The GAC had teams of sociologists, anthropologists, and engineers meet with representatives of the indigenous communities, who each have different customs, to determine their specific architectural requirements.

“Each protected territory has an education center, a health center, a government center, and a home for each family,” Col. Pico said. “However, each community has distinct specifications. Houses at 50 centimeters off the ground; roofs made with cement fiber or natural fiber; houses facing the east; and toilets outside the house have been a few of the requirements. They have changed each time. The construction of each community has really been a learning process in architectural terms.”

Officials on each project contracted local indigenous builders to work with Military engineers, turning the building of each protected territory into a community project.

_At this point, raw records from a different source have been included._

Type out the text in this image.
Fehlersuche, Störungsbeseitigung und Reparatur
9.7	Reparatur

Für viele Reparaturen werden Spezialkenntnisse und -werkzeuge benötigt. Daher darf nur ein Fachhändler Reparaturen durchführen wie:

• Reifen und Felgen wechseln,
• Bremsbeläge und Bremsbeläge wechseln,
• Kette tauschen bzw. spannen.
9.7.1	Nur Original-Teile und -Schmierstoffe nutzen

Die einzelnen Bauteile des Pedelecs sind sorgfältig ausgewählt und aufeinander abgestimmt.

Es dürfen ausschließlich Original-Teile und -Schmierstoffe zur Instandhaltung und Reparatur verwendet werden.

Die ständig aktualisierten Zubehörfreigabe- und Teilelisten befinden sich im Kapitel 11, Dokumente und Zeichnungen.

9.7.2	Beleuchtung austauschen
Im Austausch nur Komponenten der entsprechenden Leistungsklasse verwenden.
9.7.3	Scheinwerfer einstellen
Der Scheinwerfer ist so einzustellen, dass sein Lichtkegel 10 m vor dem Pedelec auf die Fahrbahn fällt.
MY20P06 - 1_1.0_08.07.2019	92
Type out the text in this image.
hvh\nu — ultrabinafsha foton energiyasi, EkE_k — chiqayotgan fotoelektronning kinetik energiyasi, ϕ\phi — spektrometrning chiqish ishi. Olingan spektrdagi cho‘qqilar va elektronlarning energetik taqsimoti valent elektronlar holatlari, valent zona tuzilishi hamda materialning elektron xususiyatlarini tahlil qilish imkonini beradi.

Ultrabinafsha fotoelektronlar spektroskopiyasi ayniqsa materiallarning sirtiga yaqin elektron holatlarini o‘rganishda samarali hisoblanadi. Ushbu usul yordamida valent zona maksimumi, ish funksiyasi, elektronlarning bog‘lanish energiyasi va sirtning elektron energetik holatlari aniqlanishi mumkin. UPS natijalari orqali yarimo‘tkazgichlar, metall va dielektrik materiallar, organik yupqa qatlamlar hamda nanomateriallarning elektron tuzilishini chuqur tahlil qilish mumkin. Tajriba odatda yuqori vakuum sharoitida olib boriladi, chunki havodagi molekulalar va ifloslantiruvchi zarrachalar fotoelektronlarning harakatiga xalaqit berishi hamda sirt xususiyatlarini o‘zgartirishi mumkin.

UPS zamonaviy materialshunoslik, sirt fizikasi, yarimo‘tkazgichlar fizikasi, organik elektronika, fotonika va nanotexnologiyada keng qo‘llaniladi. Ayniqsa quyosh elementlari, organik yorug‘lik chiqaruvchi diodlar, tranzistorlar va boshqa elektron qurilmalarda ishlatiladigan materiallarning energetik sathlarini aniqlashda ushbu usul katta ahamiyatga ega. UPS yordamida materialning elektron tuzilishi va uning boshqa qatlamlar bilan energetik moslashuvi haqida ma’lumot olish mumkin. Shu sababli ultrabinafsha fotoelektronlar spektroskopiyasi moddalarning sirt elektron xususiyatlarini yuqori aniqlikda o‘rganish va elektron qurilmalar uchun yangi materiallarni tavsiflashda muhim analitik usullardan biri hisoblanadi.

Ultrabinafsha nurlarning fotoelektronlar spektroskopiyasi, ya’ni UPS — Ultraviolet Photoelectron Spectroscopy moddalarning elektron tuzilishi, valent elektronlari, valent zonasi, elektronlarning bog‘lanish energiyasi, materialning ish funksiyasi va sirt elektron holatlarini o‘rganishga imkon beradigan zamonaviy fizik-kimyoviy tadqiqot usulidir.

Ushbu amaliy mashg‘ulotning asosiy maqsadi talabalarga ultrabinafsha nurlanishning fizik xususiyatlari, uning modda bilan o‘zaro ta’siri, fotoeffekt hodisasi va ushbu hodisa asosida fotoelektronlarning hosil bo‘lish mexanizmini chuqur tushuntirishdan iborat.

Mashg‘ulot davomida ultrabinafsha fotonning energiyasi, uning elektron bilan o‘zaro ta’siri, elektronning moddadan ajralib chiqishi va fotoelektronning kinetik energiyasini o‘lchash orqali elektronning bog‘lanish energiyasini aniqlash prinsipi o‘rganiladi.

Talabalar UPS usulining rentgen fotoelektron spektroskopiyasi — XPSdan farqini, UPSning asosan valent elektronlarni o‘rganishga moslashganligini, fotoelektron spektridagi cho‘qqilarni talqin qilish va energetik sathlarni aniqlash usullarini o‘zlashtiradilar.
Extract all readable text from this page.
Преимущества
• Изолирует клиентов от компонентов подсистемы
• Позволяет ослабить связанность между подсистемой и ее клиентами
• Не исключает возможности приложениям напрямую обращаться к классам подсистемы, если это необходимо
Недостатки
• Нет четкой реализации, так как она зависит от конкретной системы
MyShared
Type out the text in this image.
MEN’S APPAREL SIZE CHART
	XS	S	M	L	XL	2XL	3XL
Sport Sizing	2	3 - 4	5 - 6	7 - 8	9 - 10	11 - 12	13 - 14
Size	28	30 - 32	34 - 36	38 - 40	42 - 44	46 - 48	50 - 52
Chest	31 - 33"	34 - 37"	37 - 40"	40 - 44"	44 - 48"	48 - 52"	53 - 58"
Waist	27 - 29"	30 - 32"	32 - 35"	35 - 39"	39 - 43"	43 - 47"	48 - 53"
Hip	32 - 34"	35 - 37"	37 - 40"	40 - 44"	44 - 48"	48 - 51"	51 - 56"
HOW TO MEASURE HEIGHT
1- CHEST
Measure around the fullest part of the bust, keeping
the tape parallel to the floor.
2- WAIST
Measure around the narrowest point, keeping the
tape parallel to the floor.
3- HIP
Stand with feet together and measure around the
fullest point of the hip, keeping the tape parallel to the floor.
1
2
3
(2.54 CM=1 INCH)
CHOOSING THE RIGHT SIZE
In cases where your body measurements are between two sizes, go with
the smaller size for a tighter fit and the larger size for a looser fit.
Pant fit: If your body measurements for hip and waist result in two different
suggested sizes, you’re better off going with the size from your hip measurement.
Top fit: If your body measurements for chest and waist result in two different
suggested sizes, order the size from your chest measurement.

“As I saw the village coming together and becoming more and more beautiful, I offered to work on the project, too,” said Wilson Álvaro Domikué Chiruda, who from 2013-2014 led the Dokerazabi Arenera tribe of the Ember people in Turbo. “The engineers trained me and taught me how to use the tools they were using. I was really happy because I was able to contribute to the project and set a good example for the children. While putting the screws in, I regained hope and began thinking that I will see my children and grandchildren prevail.”

Meanwhile, the Army's Seventh Division, which is assigned to the departments of Antioquia, Córdoba, and Chocó, is coordinating the projects with several organizations, including the governments of Antioquia and Córdoba, the Ministry of Agriculture, the Agricultural Bank, the Public Enterprises of Medellín (EPM), the Autonomous Regional Corporations (CAR), and other agencies.

“Consolidating land, creating better living conditions, and improving the quality of life for the community are priorities for the government and the Army,” Col. Pico said. “They are part of an Armed Forces’ strategy to overcome the violence present in Colombia – a goal that is accomplished with the help of all the parties present in a region.”

Indigenous communities primarily in rural areas


The Ministry of Defense and the National Army are building most of these projects in rural areas on protected land, where most indigenous communities are found; locations of indigenous communities are a vestige of the New Kingdom of Granada.

Colombia's Law No. 89 of 1890 stipulated that indigenous communities on protected land shall not be governed by the general laws of the country but will be governed autonomously by a council appointed by the local indigenous people according to their customs. A hundred years later, the Constitution of 1991, in which Colombia is recognized as a multiethnic and pluricultural country, set a precedent for relations between the indigenous population and the Colombian government. The Constitution grants political, economic, social, and cultural rights to the country’s diverse ethnic minorities and decrees that protected lands are inalienable.

Overall, an estimated 1,378,884 indigenous people live in Colombia, including 933,800 settled on 710 existing protected communities, according to the 2005 census.